AZ schools math requirement hiked
Capitol Media Services

Dec. 11, 2007

Mandates for graduation increasing, starting with current 7th-, 8th-graders

By Howard Fischer

Tucson, Arizona | Published:

PHOENIX Students now in eighth grade will have to take a third year of math two are now required to graduate from high school under a new policy adopted unanimously Monday by the state Board of Education.

For this year's seventh-graders and beyond, the bar will be even higher. They will have to take four years of math, and a third year of science, to get a diploma.

That includes the already required algebra I and geometry courses, plus a new requirement for algebra II or its equivalent, and a fourth course that includes "significant math content" as determined by the local school board.

Board members did agree to let some students, with parental permission, get out of that fourth year of math.

But board President Karen Nicodemus said this "personal curriculum" should not be seen as an "opt out" for youngsters who simply don't like math. Nor does she believe youngsters should be advised ahead of time this is an option.

"The personal curriculum is intended to be an exception," said Nicodemus, who also is president of Cochise College.

State School Superintendent Tom Horne said the process of getting out of that fourth year of math is deliberately meant to be difficult. In fact, he said it should be for students who just barely pass the math portion of the AIMS test, which measures whether students have learned the essentials of algebra I and geometry.

Horne said students who qualify for the personal curriculum still would have to take a third math-related course in their senior year. But he said it wouldn't have to be a "math" course in the traditional sense.

"You could take a career technical education course that had math involved with it, you could take an arts course that had math involved with it," he said. Similarly, Horne said some economics courses might also qualify if they have math components, like calculating interest rates.

Representatives of education groups who spoke to the board Monday were generally supportive of the change, though Penny Kotterman, associate director of the K-12 Center, which works on teacher-development programs, said some teachers fear the new mandate might result in more students dropping out.

But Mildred Norman, who runs a non-profit organization offering after-school programs, questioned mandating more math for all students. She said all youngsters are different and have different needs.

"I'm afraid you're trying to make little robots out of all of them," she said. Norman said there are many professions where higher-level math is unnecessary.

Nicodemus, however, said that ignores the changing nature of the economy.

"In the 21st century, the majority of the jobs that pay high wages will require the kind of skills that we're putting in place," she said.

She agreed there will be professions that don't require more than basic algebra and geometry.
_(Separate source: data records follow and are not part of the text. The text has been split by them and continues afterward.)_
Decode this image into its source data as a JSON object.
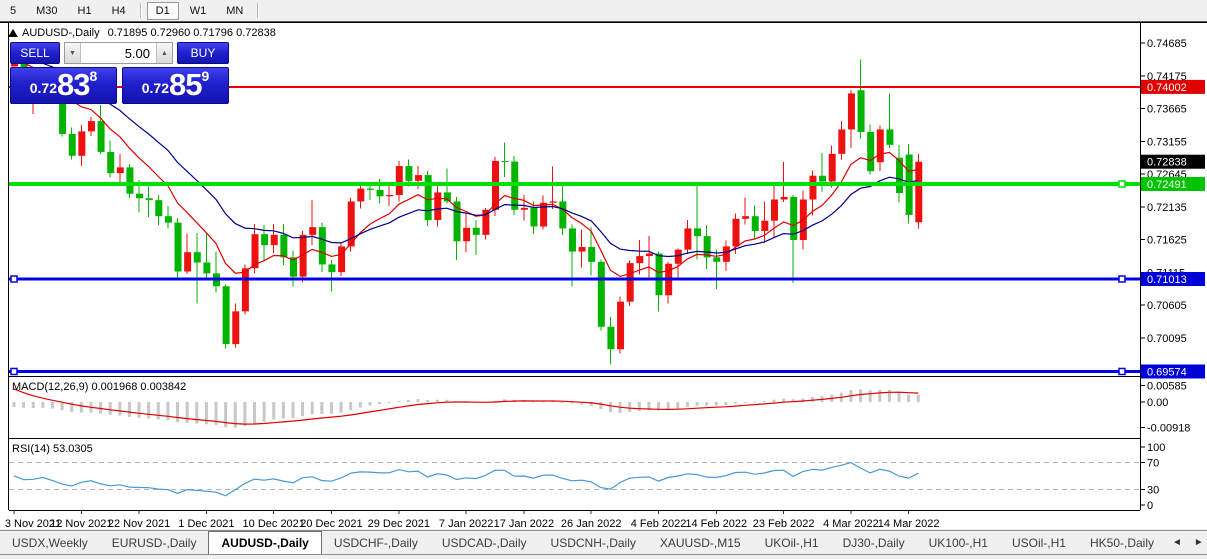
{
  "toolbar": {
    "items": [
      {
        "label": "5",
        "active": false
      },
      {
        "label": "M30",
        "active": false
      },
      {
        "label": "H1",
        "active": false
      },
      {
        "label": "H4",
        "active": false
      },
      {
        "label": "D1",
        "active": true
      },
      {
        "label": "W1",
        "active": false
      },
      {
        "label": "MN",
        "active": false
      }
    ]
  },
  "chart_header": {
    "symbol": "AUDUSD-,Daily",
    "ohlc_text": "0.71895 0.72960 0.71796 0.72838"
  },
  "trade_panel": {
    "sell_label": "SELL",
    "buy_label": "BUY",
    "volume": "5.00",
    "volume_down_icon": "▼",
    "volume_up_icon": "▲",
    "sell_price": {
      "small": "0.72",
      "big": "83",
      "sup": "8"
    },
    "buy_price": {
      "small": "0.72",
      "big": "85",
      "sup": "9"
    }
  },
  "bottom_tabs": {
    "items": [
      "USDX,Weekly",
      "EURUSD-,Daily",
      "AUDUSD-,Daily",
      "USDCHF-,Daily",
      "USDCAD-,Daily",
      "USDCNH-,Daily",
      "XAUUSD-,M15",
      "UKOil-,H1",
      "DJ30-,Daily",
      "UK100-,H1",
      "USOil-,H1",
      "HK50-,Daily"
    ],
    "active_index": 2,
    "scroll_left_icon": "◄",
    "scroll_right_icon": "►"
  },
  "chart_data": {
    "type": "candlestick",
    "symbol": "AUDUSD-",
    "timeframe": "Daily",
    "up_color": "#ee1111",
    "down_color": "#00b400",
    "note": "this theme draws bullish candles red and bearish candles green",
    "ohlc": [
      [
        0.7432,
        0.7455,
        0.7428,
        0.7448
      ],
      [
        0.7448,
        0.7452,
        0.7388,
        0.7397
      ],
      [
        0.7397,
        0.7408,
        0.7358,
        0.7401
      ],
      [
        0.7401,
        0.7424,
        0.7388,
        0.7421
      ],
      [
        0.7421,
        0.7432,
        0.7376,
        0.738
      ],
      [
        0.738,
        0.7388,
        0.7323,
        0.7327
      ],
      [
        0.7327,
        0.7337,
        0.7287,
        0.7293
      ],
      [
        0.7293,
        0.7341,
        0.7277,
        0.7331
      ],
      [
        0.7331,
        0.7353,
        0.7324,
        0.7347
      ],
      [
        0.7347,
        0.7372,
        0.7296,
        0.7299
      ],
      [
        0.7299,
        0.7317,
        0.7259,
        0.7266
      ],
      [
        0.7266,
        0.7296,
        0.725,
        0.7275
      ],
      [
        0.7275,
        0.728,
        0.7227,
        0.7234
      ],
      [
        0.7234,
        0.7255,
        0.7205,
        0.7227
      ],
      [
        0.7227,
        0.7245,
        0.7198,
        0.7224
      ],
      [
        0.7224,
        0.7232,
        0.7185,
        0.7199
      ],
      [
        0.7199,
        0.7215,
        0.718,
        0.7189
      ],
      [
        0.7189,
        0.7196,
        0.71,
        0.7113
      ],
      [
        0.7113,
        0.7172,
        0.7109,
        0.7143
      ],
      [
        0.7143,
        0.7173,
        0.7063,
        0.7127
      ],
      [
        0.7127,
        0.7172,
        0.71,
        0.711
      ],
      [
        0.711,
        0.7144,
        0.708,
        0.709
      ],
      [
        0.709,
        0.7093,
        0.6993,
        0.7
      ],
      [
        0.7,
        0.7063,
        0.6995,
        0.7051
      ],
      [
        0.7051,
        0.7124,
        0.7046,
        0.7118
      ],
      [
        0.7118,
        0.7187,
        0.711,
        0.7171
      ],
      [
        0.7171,
        0.7185,
        0.713,
        0.7154
      ],
      [
        0.7154,
        0.7187,
        0.7142,
        0.717
      ],
      [
        0.717,
        0.7187,
        0.7123,
        0.7135
      ],
      [
        0.7135,
        0.7146,
        0.709,
        0.7105
      ],
      [
        0.7105,
        0.7176,
        0.7096,
        0.717
      ],
      [
        0.717,
        0.7224,
        0.7154,
        0.7182
      ],
      [
        0.7182,
        0.7189,
        0.7112,
        0.7124
      ],
      [
        0.7124,
        0.7131,
        0.7082,
        0.7112
      ],
      [
        0.7112,
        0.7157,
        0.7106,
        0.7152
      ],
      [
        0.7152,
        0.7227,
        0.7144,
        0.7222
      ],
      [
        0.7222,
        0.7252,
        0.7211,
        0.7242
      ],
      [
        0.7242,
        0.725,
        0.7224,
        0.724
      ],
      [
        0.724,
        0.7257,
        0.7219,
        0.723
      ],
      [
        0.723,
        0.7248,
        0.7215,
        0.7232
      ],
      [
        0.7232,
        0.7285,
        0.7222,
        0.7277
      ],
      [
        0.7277,
        0.7287,
        0.7245,
        0.7254
      ],
      [
        0.7254,
        0.7277,
        0.7241,
        0.7263
      ],
      [
        0.7263,
        0.7269,
        0.7184,
        0.7193
      ],
      [
        0.7193,
        0.7247,
        0.7183,
        0.7236
      ],
      [
        0.7236,
        0.7273,
        0.7219,
        0.7222
      ],
      [
        0.7222,
        0.7229,
        0.7131,
        0.716
      ],
      [
        0.716,
        0.7203,
        0.7143,
        0.7181
      ],
      [
        0.7181,
        0.7193,
        0.7139,
        0.717
      ],
      [
        0.717,
        0.7212,
        0.7163,
        0.7209
      ],
      [
        0.7209,
        0.7291,
        0.7199,
        0.7285
      ],
      [
        0.7285,
        0.7314,
        0.726,
        0.7284
      ],
      [
        0.7284,
        0.7293,
        0.7201,
        0.7209
      ],
      [
        0.7209,
        0.7232,
        0.7192,
        0.7212
      ],
      [
        0.7212,
        0.7222,
        0.7171,
        0.7183
      ],
      [
        0.7183,
        0.7231,
        0.7178,
        0.722
      ],
      [
        0.722,
        0.7276,
        0.721,
        0.7222
      ],
      [
        0.7222,
        0.725,
        0.717,
        0.718
      ],
      [
        0.718,
        0.7186,
        0.709,
        0.7144
      ],
      [
        0.7144,
        0.7178,
        0.7119,
        0.7151
      ],
      [
        0.7151,
        0.7182,
        0.7107,
        0.7128
      ],
      [
        0.7128,
        0.7132,
        0.7021,
        0.7027
      ],
      [
        0.7027,
        0.7042,
        0.6968,
        0.6992
      ],
      [
        0.6992,
        0.7074,
        0.6985,
        0.7066
      ],
      [
        0.7066,
        0.713,
        0.7059,
        0.7126
      ],
      [
        0.7126,
        0.7162,
        0.7108,
        0.7137
      ],
      [
        0.7137,
        0.7168,
        0.71,
        0.7141
      ],
      [
        0.7141,
        0.7144,
        0.7051,
        0.7076
      ],
      [
        0.7076,
        0.7128,
        0.7063,
        0.7125
      ],
      [
        0.7125,
        0.7149,
        0.71,
        0.7147
      ],
      [
        0.7147,
        0.7193,
        0.714,
        0.718
      ],
      [
        0.718,
        0.7249,
        0.7132,
        0.7168
      ],
      [
        0.7168,
        0.7185,
        0.7117,
        0.7135
      ],
      [
        0.7135,
        0.7147,
        0.7086,
        0.7128
      ],
      [
        0.7128,
        0.7161,
        0.7114,
        0.7152
      ],
      [
        0.7152,
        0.7203,
        0.714,
        0.7195
      ],
      [
        0.7195,
        0.7228,
        0.7186,
        0.7199
      ],
      [
        0.7199,
        0.7216,
        0.7163,
        0.7176
      ],
      [
        0.7176,
        0.7222,
        0.7157,
        0.7192
      ],
      [
        0.7192,
        0.7247,
        0.7167,
        0.7225
      ],
      [
        0.7225,
        0.7283,
        0.7221,
        0.7229
      ],
      [
        0.7229,
        0.7232,
        0.7095,
        0.7162
      ],
      [
        0.7162,
        0.7239,
        0.7147,
        0.7225
      ],
      [
        0.7225,
        0.727,
        0.72,
        0.7262
      ],
      [
        0.7262,
        0.7297,
        0.7237,
        0.7253
      ],
      [
        0.7253,
        0.7309,
        0.7244,
        0.7296
      ],
      [
        0.7296,
        0.7347,
        0.7287,
        0.7334
      ],
      [
        0.7334,
        0.7395,
        0.7305,
        0.739
      ],
      [
        0.7395,
        0.7443,
        0.732,
        0.733
      ],
      [
        0.733,
        0.7342,
        0.7264,
        0.7269
      ],
      [
        0.7283,
        0.734,
        0.7269,
        0.7334
      ],
      [
        0.7334,
        0.739,
        0.7305,
        0.731
      ],
      [
        0.729,
        0.731,
        0.722,
        0.7235
      ],
      [
        0.7295,
        0.7311,
        0.7188,
        0.7201
      ],
      [
        0.71895,
        0.7296,
        0.71796,
        0.72838
      ]
    ],
    "date_ticks": [
      {
        "label": "3 Nov 2021",
        "bar": 0
      },
      {
        "label": "12 Nov 2021",
        "bar": 7
      },
      {
        "label": "22 Nov 2021",
        "bar": 13
      },
      {
        "label": "1 Dec 2021",
        "bar": 20
      },
      {
        "label": "10 Dec 2021",
        "bar": 27
      },
      {
        "label": "20 Dec 2021",
        "bar": 33
      },
      {
        "label": "29 Dec 2021",
        "bar": 40
      },
      {
        "label": "7 Jan 2022",
        "bar": 47
      },
      {
        "label": "17 Jan 2022",
        "bar": 53
      },
      {
        "label": "26 Jan 2022",
        "bar": 60
      },
      {
        "label": "4 Feb 2022",
        "bar": 67
      },
      {
        "label": "14 Feb 2022",
        "bar": 73
      },
      {
        "label": "23 Feb 2022",
        "bar": 80
      },
      {
        "label": "4 Mar 2022",
        "bar": 87
      },
      {
        "label": "14 Mar 2022",
        "bar": 93
      }
    ],
    "y_axis_ticks": [
      "0.74685",
      "0.74175",
      "0.73665",
      "0.73155",
      "0.72645",
      "0.72135",
      "0.71625",
      "0.71115",
      "0.70605",
      "0.70095"
    ],
    "price_badges": [
      {
        "value": "0.74002",
        "bg": "#e00000",
        "fg": "#ffffff"
      },
      {
        "value": "0.72838",
        "bg": "#000000",
        "fg": "#ffffff"
      },
      {
        "value": "0.72491",
        "bg": "#00c400",
        "fg": "#ffffff"
      },
      {
        "value": "0.71013",
        "bg": "#0000d9",
        "fg": "#ffffff"
      },
      {
        "value": "0.69574",
        "bg": "#0000d9",
        "fg": "#ffffff"
      }
    ],
    "hlines": [
      {
        "price": 0.74002,
        "color": "#f00000",
        "width": 2,
        "handles": []
      },
      {
        "price": 0.72491,
        "color": "#00e000",
        "width": 4,
        "handles": [
          "right"
        ]
      },
      {
        "price": 0.71013,
        "color": "#0000e8",
        "width": 3,
        "handles": [
          "left",
          "right"
        ]
      },
      {
        "price": 0.69574,
        "color": "#0000e8",
        "width": 3,
        "handles": [
          "left",
          "right"
        ]
      }
    ],
    "moving_averages": [
      {
        "period": 9,
        "color": "#e00000"
      },
      {
        "period": 19,
        "color": "#00008b"
      }
    ],
    "macd": {
      "label_text": "MACD(12,26,9) 0.001968 0.003842",
      "params": [
        12,
        26,
        9
      ],
      "current_macd": 0.001968,
      "current_signal": 0.003842,
      "axis_ticks": [
        "0.00585",
        "0.00",
        "-0.00918"
      ],
      "axis_values": [
        0.00585,
        0,
        -0.00918
      ],
      "hist_color": "#c8c8c8",
      "signal_color": "#e00000"
    },
    "rsi": {
      "label_text": "RSI(14) 53.0305",
      "period": 14,
      "current": 53.0305,
      "axis_ticks": [
        "100",
        "70",
        "30",
        "0"
      ],
      "levels": [
        70,
        30
      ],
      "color": "#4899d4",
      "level_color": "#b4b4b4"
    }
  }
}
But Nicodemus said Arizona should not be in a situation where many of its graduates are competing for what may be fewer and fewer jobs.

Board members also agreed to scrap, for now, plans to require all schools to also offer a new "regents diploma," which would be awarded to students who completed more than the basic graduation requirements, including two years of a foreign language as well as specific science and math courses.

Some foes of that plan said it would result in a two-tiered system, reducing the perceived value of the regular diploma.

Nicodemus said she hopes to revive that plan at some future date.